Culture réelle d’entreprise vs culture affichée : un enjeu de performance RH; une tribune d’Anne-Laure Pams pour FocusRH

Une culture d’entreprise forte et vivante est la pierre angulaire d’une organisation. Elle est son ADN, la clé de voûte qui soutient sa vision. Elle est particulièrement stratégique dans une période de transformations profondes comme aujourd’hui. Dans ces moments d’instabilité et d’incertitudes, ce ne sont pas les slogans qui font la solidité d’une entreprise, c’est son socle culturel. Mais de quoi parle-t-on précisément ? Des valeurs de fonctionnement. Ce sont elles qui fondent la culture d’entreprise, qui structurent réellement le collectif, qui nourrissent la motivation et l’engagement des collaborateurs. Qui font que l’on adhère, que l’on contribue et que l’on reste… ou que l’on part !

Les valeurs de fonctionnement, piliers de la culture d’entreprise

Ces valeurs ne sont pas celles que l’on retrouve sur les sites vitrines des entreprises, qui se veulent « inspirantes » mais qui sont surtout interchangeables. Elles ne relèvent ni du vernis identitaire, ni de l’incantatoire, ni de l’air du temps. Ce ne sont pas des valeurs morales, éthiques. Ce ne sont pas non plus les valeurs de marque, centrées sur les produits, qui peuvent être déconnectées du fonctionnement des équipes.

Les valeurs de fonctionnement concernent la manière concrète dont l’organisation fonctionne au quotidien. Elles structurent les comportements, orientent les décisions, façonnent les priorités. Il peut s’agir de la performance, du collaboratif, du service. Ce peut être aussi la place accordée aux process ou, au contraire, la valorisation des singularités, de l’agilité et de la spontanéité.

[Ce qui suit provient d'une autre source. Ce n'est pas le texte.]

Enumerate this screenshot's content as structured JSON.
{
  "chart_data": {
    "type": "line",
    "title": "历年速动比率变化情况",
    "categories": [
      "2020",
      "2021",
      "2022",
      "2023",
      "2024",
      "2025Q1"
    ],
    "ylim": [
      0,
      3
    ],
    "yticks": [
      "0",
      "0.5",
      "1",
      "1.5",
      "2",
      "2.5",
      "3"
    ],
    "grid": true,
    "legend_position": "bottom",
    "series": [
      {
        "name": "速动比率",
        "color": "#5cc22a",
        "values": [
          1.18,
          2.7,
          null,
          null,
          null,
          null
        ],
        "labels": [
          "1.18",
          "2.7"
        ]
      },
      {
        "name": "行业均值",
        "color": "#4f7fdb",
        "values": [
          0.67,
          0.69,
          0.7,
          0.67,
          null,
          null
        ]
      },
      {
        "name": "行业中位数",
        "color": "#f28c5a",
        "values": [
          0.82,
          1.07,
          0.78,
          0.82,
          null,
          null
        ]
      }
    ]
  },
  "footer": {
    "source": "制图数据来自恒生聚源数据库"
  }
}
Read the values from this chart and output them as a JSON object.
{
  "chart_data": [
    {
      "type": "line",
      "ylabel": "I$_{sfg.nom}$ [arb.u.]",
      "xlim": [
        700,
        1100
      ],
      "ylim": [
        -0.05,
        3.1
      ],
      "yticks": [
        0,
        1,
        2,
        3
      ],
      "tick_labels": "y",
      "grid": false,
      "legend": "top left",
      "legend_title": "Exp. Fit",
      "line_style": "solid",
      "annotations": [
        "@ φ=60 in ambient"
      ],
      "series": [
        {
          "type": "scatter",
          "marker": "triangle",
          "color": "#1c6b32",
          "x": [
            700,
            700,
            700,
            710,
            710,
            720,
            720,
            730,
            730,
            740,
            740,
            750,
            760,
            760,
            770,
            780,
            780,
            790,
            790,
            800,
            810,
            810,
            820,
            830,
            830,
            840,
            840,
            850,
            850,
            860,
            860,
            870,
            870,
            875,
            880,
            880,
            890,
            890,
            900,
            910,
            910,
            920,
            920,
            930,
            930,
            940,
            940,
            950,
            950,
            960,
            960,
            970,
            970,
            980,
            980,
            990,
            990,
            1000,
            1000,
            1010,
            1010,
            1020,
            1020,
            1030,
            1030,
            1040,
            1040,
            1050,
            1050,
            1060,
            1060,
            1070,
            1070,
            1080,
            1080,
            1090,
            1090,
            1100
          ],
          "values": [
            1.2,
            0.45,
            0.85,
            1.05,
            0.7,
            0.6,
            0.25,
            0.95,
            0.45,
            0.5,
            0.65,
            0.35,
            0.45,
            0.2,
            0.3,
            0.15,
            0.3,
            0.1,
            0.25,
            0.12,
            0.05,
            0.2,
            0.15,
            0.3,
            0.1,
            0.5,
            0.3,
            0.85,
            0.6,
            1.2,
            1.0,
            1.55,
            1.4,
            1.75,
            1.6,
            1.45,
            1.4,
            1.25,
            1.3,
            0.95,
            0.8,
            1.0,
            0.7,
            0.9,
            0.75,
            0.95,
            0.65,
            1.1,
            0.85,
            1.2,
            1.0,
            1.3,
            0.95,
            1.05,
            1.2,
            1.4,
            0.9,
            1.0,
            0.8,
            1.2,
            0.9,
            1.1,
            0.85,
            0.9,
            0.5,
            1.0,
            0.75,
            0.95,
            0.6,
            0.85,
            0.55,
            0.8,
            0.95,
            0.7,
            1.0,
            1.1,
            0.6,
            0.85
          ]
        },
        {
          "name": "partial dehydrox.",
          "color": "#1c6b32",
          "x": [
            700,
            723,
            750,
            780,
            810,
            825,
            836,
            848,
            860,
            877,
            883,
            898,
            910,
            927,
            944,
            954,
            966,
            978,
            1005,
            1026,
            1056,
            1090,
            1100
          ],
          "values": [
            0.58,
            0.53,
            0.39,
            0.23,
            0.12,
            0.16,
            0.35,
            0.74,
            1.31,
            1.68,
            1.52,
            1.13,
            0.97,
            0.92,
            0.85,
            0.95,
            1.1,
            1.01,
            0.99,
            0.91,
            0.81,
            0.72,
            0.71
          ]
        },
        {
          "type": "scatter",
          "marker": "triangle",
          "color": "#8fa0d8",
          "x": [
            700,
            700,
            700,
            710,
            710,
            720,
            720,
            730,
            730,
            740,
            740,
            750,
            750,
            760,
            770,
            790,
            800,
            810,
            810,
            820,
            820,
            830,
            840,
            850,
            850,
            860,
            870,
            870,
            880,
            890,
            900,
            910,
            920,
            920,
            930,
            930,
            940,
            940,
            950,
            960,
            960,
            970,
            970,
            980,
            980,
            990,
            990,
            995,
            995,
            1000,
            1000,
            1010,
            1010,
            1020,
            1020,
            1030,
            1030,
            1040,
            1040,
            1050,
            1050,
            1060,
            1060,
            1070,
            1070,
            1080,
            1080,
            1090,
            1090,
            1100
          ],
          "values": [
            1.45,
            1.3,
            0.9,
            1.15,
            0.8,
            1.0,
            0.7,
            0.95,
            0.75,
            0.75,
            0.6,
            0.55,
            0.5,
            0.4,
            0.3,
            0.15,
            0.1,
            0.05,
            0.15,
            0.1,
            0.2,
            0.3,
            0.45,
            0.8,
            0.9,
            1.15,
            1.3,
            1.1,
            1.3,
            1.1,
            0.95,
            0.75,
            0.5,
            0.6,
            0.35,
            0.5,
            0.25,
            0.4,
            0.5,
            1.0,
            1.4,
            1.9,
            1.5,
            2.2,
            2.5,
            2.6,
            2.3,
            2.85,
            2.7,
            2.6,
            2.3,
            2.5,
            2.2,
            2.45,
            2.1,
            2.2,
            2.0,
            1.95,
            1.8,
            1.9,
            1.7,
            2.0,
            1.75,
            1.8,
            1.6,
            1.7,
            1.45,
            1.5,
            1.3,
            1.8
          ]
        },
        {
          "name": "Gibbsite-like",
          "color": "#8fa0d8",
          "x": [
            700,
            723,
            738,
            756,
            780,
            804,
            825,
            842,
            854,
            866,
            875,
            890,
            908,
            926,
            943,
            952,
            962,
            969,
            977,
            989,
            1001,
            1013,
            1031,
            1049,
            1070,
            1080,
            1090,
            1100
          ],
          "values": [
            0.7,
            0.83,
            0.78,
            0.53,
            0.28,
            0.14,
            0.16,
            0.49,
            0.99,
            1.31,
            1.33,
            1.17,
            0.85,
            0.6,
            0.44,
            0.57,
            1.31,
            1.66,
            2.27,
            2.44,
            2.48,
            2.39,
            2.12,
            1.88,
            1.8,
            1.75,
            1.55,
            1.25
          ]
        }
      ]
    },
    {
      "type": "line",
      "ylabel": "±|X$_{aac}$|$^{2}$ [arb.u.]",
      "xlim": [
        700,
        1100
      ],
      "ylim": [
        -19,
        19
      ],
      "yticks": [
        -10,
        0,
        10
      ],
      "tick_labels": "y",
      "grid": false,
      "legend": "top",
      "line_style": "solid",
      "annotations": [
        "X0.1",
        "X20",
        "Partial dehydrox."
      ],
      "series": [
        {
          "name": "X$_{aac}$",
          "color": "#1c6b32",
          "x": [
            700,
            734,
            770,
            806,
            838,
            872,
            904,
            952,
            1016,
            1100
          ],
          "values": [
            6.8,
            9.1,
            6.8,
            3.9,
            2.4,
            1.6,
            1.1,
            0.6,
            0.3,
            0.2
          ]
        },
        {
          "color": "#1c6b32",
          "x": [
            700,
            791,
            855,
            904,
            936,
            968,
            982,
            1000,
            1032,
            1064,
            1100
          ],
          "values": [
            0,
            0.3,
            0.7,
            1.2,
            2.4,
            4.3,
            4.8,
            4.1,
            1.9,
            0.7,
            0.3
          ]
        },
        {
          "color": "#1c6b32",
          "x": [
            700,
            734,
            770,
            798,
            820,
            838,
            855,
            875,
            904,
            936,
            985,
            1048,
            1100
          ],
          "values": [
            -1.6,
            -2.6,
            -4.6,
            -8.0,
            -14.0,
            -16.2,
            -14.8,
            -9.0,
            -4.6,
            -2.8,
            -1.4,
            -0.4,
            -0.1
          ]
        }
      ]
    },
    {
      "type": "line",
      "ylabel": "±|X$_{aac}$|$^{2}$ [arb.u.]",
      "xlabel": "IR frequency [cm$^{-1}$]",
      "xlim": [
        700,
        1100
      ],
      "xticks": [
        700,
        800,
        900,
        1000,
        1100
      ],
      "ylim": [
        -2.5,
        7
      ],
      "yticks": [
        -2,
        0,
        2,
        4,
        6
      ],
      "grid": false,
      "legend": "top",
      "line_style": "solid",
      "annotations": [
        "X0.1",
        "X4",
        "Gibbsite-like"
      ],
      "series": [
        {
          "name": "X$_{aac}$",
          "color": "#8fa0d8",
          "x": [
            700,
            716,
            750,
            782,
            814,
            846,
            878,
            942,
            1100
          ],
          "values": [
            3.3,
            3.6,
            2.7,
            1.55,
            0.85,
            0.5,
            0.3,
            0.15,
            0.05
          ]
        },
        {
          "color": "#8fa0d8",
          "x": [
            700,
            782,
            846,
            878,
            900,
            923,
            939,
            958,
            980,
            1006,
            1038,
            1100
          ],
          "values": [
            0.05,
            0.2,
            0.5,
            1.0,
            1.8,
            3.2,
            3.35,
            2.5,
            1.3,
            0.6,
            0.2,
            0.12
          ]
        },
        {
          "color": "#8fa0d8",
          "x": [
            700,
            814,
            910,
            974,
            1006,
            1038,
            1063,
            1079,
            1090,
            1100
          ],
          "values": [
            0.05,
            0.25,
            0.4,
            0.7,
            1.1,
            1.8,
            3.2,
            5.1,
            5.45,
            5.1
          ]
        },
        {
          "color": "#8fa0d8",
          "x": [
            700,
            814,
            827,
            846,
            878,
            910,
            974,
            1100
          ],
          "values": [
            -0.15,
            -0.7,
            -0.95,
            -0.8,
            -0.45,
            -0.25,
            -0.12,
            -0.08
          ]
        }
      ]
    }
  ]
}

Ces valeurs se traduisent en actions objectivables, en décisions dont on pourra évaluer la pertinence au regard des objectifs poursuivis. Elles se lisent dans les pratiques : le degré d’autonomie, le rapport à l’erreur ou au risque… Elles préservent des approches trop manichéennes. Comme cela peut être le cas dans les entreprises ayant un tropisme « scientifique » – par exemple les sociétés à forte dominante « ingénieurs » – où qualité du process et minimisation du risque sont des marqueurs forts. Ce qui peut présenter un angle mort sur la capacité à prendre des risques, à rapidement changer d’orientation, à oser sortir du cadre.

Or, bien souvent, ces valeurs restent des partis-pris inconscients, des biais implicites qui guident les décisions et posent des filtres appréciatifs sur les personnes et les environnements. Le véritable enjeu est donc de les rendre explicites et assumées. Les ignorer, c’est risquer d’entretenir un malentendu entre l’individu et le système, entre le collaborateur et l’entreprise, entre l’entreprise et le marché qui évolue.

L’adéquation : un enjeu à prendre en compte dès le recrutement

Plus de 20 % des périodes d’essai sont rompues avant leur terme (Dares, 2023). Qu’est-ce qui attire un candidat ? Qu’est-ce qui le fait rester ? Ou, au contraire, qu’est-ce qui provoque l’issue négative d’une période d’essai ? On pense fréquemment aux compétences, au parcours du collaborateur qui vient d’être recruté.

Or, ces échecs sont souvent liés à des difficultés d’intégration, de comportement ou d’adaptation à l’environnement de travail et, plus largement, à une inadéquation à la culture. Derrière ces formules se cache fréquemment un décalage entre valeurs de fonctionnement. Autrement dit, si la greffe ne prend pas, le plus souvent, ce n’est pas une question de savoir-faire ou de compétence métier. C’est parce que le nouveau collaborateur n’adhère pas aux valeurs de fonctionnement de l’entreprise. Il ne les partage pas. Il ne s’y retrouve pas. Ou bien que les autres ne le reconnaissent pas comme l’un des leurs.

Recruter uniquement sur l’évaluation des compétences techniques, autrement dit des hard-skills, est donc une erreur stratégique. D’autant que chaque rupture de période d’essai représente un coût significatif : coûts de recrutement, temps managérial mobilisé, désorganisation des équipes, impact sur la marque employeur.

Voilà pourquoi la fonction RH doit intégrer les valeurs de fonctionnement dans les processus d’assessment et apprécier l’adéquation du candidat à la culture réelle de l’entreprise. Cela suppose déjà d’être en capacité côté entreprise de « nommer » sa culture et les valeurs qui la sous-tendent, d’outiller les recruteurs et les managers, de clarifier les attendus implicites et de sécuriser les décisions de recrutement par une lecture culturelle autant que technique.